Each microphone type (see part 1) can have one of several ‘pickup patterns.‘ Omni, Cardiod, Super-Cardiod, or Figure-8. Each term describes the pattern of sensitivity of the microphone (measured at one specific frequency – usually 1KHz). At higher frequencies, each type of mic becomes more and more directional. Conversely, at lower frequencies, each type becomes more omni-directional. This can be used to your advantage if you carefully consider what you want to accomplish. An example is hanging an SM57 over the top of a Marshall cabinet so that it is in front of a speaker, but aimed at the floor. It still picks up the lower frequencies, since it becomes more omni-directional at lower frequencies. Meanwhile, it rejects higher frequencies from the Marshall cabinet, since the cabinet is ‘off-axis’ to the mic, since the mic is aimed at the floor. This helps a lot in getting rid of that JCM900 “buzz saw” effect.
Omni-directional means that that microphone is equally sensitive to sounds which come to it from any angle. Imagine the head of the microphone as being in the middle of a round balloon, with the surface of the balloon representing a graph line of sensitivity. Graphed on a 2D piece of paper, it would be a circle (or roughly so). These are good for recording environmental sounds outdoors, or possibly if you have a few people sitting in a circle that you need to mic, where multiple mics would be close enough to cause phase problems.. They are generally not good for use in an enclosed room, or where they will be located such that they will pick up the sound from whatever speakers are amplifying the sound.
Directional (or Cardioid) – Pickups up only in one direction at the front of the mic. Allows you to aim it at what you want to amplify and pick up only that sound, and rejects unwanted sounds -AT HIGHER FREQUENCIES. That is an important thing to keep in mind, since it will still pick up the low frequencies and midrange of any off-axis sounds, it will result in a very colored tone of that off-axis instrument being added to the mix. You can experiment with changing the mic angle, and/or moving the mic closer to the source you want to pick up (which will reduce the amount of sound picked up from the UNwanted instrument).

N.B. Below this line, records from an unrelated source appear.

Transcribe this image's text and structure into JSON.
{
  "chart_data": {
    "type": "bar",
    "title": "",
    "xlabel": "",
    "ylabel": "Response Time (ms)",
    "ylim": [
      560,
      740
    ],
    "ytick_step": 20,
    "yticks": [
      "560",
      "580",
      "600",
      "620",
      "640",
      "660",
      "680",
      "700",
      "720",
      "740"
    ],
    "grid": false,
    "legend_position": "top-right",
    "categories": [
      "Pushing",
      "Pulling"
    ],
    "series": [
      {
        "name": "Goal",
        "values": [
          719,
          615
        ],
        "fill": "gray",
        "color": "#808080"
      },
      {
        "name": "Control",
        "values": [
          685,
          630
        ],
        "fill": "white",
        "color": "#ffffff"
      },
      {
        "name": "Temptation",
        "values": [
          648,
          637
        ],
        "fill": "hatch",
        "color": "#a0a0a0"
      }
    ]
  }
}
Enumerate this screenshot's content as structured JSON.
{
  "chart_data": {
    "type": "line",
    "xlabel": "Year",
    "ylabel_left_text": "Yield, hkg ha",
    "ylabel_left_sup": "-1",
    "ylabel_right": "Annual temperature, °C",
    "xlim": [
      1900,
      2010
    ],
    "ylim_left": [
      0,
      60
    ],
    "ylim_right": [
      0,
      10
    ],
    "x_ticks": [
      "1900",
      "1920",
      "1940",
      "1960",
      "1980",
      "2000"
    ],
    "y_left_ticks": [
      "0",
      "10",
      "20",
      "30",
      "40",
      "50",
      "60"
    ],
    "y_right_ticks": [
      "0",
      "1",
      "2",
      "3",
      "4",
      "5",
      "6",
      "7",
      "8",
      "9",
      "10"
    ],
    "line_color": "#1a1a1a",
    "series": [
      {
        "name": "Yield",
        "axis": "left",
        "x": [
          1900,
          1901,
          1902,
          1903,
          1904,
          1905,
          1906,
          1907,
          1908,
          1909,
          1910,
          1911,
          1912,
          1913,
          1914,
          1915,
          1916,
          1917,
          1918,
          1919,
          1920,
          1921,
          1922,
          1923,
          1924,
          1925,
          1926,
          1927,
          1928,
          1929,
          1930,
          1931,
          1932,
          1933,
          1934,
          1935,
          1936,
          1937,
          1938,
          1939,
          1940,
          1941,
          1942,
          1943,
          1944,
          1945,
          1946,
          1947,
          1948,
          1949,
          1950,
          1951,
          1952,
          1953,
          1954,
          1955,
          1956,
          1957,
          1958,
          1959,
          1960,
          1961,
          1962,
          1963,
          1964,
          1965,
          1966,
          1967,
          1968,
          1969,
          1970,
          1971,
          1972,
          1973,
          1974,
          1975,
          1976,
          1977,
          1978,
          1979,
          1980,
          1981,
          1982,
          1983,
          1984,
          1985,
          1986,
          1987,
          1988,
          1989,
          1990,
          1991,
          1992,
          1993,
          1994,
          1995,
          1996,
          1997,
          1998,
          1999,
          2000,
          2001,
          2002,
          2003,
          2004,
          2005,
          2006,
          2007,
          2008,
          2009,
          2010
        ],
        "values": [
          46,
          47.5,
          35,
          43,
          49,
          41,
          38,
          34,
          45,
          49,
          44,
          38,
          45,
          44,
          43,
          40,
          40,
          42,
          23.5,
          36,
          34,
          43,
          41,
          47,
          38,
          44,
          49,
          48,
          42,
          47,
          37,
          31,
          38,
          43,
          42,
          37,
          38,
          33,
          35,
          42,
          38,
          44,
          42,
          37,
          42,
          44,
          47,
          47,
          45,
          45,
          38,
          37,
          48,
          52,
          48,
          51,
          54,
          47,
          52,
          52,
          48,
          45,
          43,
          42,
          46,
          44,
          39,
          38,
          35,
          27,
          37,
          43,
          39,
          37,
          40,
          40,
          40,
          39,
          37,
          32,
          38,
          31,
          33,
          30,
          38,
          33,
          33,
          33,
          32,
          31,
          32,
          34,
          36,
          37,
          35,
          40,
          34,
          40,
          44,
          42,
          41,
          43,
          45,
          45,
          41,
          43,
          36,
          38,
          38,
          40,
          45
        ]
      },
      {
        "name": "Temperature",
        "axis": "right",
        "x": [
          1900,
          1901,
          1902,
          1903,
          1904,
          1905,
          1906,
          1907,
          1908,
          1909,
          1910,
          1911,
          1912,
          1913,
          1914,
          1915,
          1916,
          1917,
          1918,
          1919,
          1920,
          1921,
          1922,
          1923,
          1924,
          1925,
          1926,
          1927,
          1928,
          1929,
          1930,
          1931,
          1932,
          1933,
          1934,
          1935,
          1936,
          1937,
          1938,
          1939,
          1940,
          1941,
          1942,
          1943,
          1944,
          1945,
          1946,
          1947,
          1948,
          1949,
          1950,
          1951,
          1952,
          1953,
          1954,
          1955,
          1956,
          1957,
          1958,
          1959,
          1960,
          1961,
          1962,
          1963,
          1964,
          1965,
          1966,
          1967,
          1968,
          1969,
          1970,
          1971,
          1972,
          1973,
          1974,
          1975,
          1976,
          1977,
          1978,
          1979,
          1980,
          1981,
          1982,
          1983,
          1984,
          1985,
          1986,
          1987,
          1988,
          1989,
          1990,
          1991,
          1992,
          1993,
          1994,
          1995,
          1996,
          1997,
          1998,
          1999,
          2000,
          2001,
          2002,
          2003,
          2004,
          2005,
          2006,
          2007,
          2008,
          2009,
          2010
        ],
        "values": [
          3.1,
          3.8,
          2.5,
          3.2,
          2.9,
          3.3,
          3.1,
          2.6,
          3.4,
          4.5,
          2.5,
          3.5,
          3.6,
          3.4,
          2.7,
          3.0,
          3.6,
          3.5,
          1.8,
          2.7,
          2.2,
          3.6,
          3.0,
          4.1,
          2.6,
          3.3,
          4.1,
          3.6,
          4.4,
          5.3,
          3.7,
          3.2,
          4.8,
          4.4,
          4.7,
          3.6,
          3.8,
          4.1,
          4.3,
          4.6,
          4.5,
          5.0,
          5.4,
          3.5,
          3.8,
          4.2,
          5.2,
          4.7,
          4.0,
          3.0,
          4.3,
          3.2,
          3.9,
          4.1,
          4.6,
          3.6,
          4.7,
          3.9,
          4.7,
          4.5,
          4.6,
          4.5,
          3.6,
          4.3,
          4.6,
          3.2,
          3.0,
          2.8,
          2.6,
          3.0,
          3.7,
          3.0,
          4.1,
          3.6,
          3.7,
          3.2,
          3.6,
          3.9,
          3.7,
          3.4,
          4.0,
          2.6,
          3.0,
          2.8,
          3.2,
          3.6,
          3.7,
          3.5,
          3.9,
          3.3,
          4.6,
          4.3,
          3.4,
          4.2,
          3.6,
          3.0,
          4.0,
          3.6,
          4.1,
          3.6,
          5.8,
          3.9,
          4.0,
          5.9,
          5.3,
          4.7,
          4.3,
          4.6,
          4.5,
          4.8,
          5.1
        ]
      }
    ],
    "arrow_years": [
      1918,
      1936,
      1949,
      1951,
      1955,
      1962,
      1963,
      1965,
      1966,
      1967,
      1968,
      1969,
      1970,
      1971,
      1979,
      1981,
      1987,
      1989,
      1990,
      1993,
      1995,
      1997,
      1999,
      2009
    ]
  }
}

Another characteristic of directional microphone is ‘proximity effect.’ This is a change in the frequency response of the microphone as the sound source gets closer to the mic element, and is present in nearly every cardioid mic unless specifically designed out. You can easily hear this by holding an SM57/58 and start speaking while moving the mic closer and farther away from your mouth. You will notice that as your mouth gets closer to the mic, the low frequencies and low mids become more pronounced.
Hypercardioid (or Supercardioid)- As the pickup pattern narrows, it develops a smaller node at the back of the mic. This means: don’t point the BACK of the mic at a monitor! Typically, the least sensitive angle is about 120 degrees off-axis. Best feedback rejection.
Figure 8 – At the extreme, the node at the rear of the mic is as sensitive as the node at the front, and there is high rejection of sounds from off-axis. A graph of this polar pattern looks like a ‘figure 8.’
Each of the mic types discussed in Part 1 can have any of the patterns described in this section. However, you will find that typically, a dynamic mic is usually a cardioid (directional) or omni-directional.
A ribbon mic is usually a Figure 8, due to its construction.
Condensers are special: since they often have two elements, plus on-board electronics, they can be changed to different patterns with the flick of a switch. As an example, a Neumann U87 can be switched between Cardioid, Omni, or Figure 8.